Commodities are standardized across producers with the use of minimum quality standards, called basic grades. This allows them to be interchangeable and grants each type of commodity a value that can fluctuate with the movements of the global market. Commodities investing is the way in which investors, from individuals to large banks, can make money trading commodities and commodity securities by taking advantage of these movements.
Commodities have traditionally been traded in the futures market, which can be risky due to the amount of leverage involved. For example, an investor will enter into an agreement to buy or sell a set amount of a commodity at a predetermined price and at a future date.
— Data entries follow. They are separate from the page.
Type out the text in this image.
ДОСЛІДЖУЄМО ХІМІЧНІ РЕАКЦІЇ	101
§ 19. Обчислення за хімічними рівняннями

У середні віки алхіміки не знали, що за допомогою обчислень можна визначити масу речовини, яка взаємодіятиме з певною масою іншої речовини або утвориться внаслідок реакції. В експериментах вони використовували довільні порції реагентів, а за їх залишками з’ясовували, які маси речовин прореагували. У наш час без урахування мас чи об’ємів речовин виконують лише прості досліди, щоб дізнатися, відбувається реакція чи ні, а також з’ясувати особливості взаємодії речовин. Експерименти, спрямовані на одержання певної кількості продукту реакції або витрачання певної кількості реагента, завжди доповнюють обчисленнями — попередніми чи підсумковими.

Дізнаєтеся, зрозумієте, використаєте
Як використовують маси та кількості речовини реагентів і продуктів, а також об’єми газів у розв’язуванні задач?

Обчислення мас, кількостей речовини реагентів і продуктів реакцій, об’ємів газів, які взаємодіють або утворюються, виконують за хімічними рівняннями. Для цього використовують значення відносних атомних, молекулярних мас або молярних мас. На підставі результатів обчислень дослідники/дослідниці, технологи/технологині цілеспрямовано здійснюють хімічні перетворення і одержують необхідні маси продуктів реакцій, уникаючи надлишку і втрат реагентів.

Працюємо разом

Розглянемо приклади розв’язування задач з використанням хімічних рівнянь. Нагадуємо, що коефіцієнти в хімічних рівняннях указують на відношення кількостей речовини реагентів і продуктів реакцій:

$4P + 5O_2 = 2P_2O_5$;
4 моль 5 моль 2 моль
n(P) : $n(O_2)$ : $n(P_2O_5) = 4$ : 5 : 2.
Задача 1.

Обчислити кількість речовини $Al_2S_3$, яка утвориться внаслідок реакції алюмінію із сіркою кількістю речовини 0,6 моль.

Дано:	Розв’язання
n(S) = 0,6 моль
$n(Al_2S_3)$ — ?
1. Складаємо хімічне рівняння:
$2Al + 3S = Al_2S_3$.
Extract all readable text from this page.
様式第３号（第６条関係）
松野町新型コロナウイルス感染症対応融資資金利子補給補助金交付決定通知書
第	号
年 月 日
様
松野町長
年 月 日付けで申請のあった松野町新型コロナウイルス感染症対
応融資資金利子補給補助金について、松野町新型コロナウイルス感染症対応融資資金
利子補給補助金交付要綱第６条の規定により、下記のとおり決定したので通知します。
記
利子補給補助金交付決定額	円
That means that just a small amount of cash can control a large amount of a commodity with a small price increase or decrease leading to a huge gain or loss.
Commodities can play a useful long-term role for private investors as a portfolio diversifier, inflation hedge and to take a bet on specific industries or regions. However, investors should be aware of whether or not the investment provides exposure to the underlying commodity. In addition, you should look at the rest of your portfolio, as oil and gas companies, for example, already make up a significant proportion of the FTSE 100. For asset diversification, consider investing in the physical metal or commodity itself, or otherwise spreading risk by investing in a fund.
Apart from the risks associated with commodity investing, these funds also carry many of the risks that go along with investing in foreign and emerging markets, including volatility caused by political, economic, and currency instability. Bottom line, there are different types of commodity investments for novice and experienced traders to consider. Although commodity futures contracts provide the most direct way to participate in price movements, other types of investments with varying risk and investment profiles also provide exposure to the commodities markets.